# Guide of posting in this section



## JojoTheDragon (Mar 19, 2011)

Well, see guys. Many new members are getting banned and infracted because of a simple comment that they have pirated the game. And it really saddens me to see new members flee from the forum just because of that. And TDF needs good contributing members. Well, I won't advise anyone to pirate a game, but I would humbly advice everyone to follow these simple rules in order to remain safe from the wrath of the Admins/Mods.


If you'll acknowledge using a pirated copy while asking a problem, your thread will get locked because talking of piracy is against the forum rules.
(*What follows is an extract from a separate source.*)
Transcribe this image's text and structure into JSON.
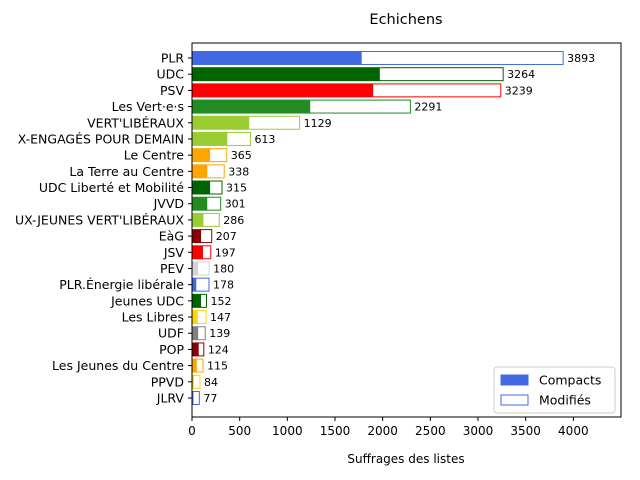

Having said that, no one has the right to question you about the legality of your game. If someone does, then simply ignore him or report his post.

However, if you'll straightforwardly acknowledge that you're running a pirated game, your thread will be locked.

You'll be infracted/banned and get your threads locked if you'll be found discussing openly about piracy, cracks etc.

If you need support with a game not running normally in WINE needs hacks/tweaks or even cracks to run, the discussion will be allowed subject to certain goodwill terms.

*Simple rule - Don't say it. Don't ask it.*

Thank you.


----------



## ico (Mar 20, 2011)

*Re: Gentleman's guide of posting in this section*

Also, if possible try to post good quality JPEG screenshots rather PNG screenshots.

A 1440x900 PNG image can be as big as 2MB. So, why not convert it to JPEG (~300kB) and then post?  Unless you want to display the graphics quality.

This doesn't apply to smaller resolutions.


----------



## vamsi_krishna (Mar 28, 2011)

*Re: Gentleman's guide of posting in this section*

Very very important thing.. if you are upset about some post, it might be related, from Piracy talk to some Game cheats. Don't flame or abuse the users who posted. You can use "report" button instead. Just remember, anti piracy is not the only rule in the forum.


----------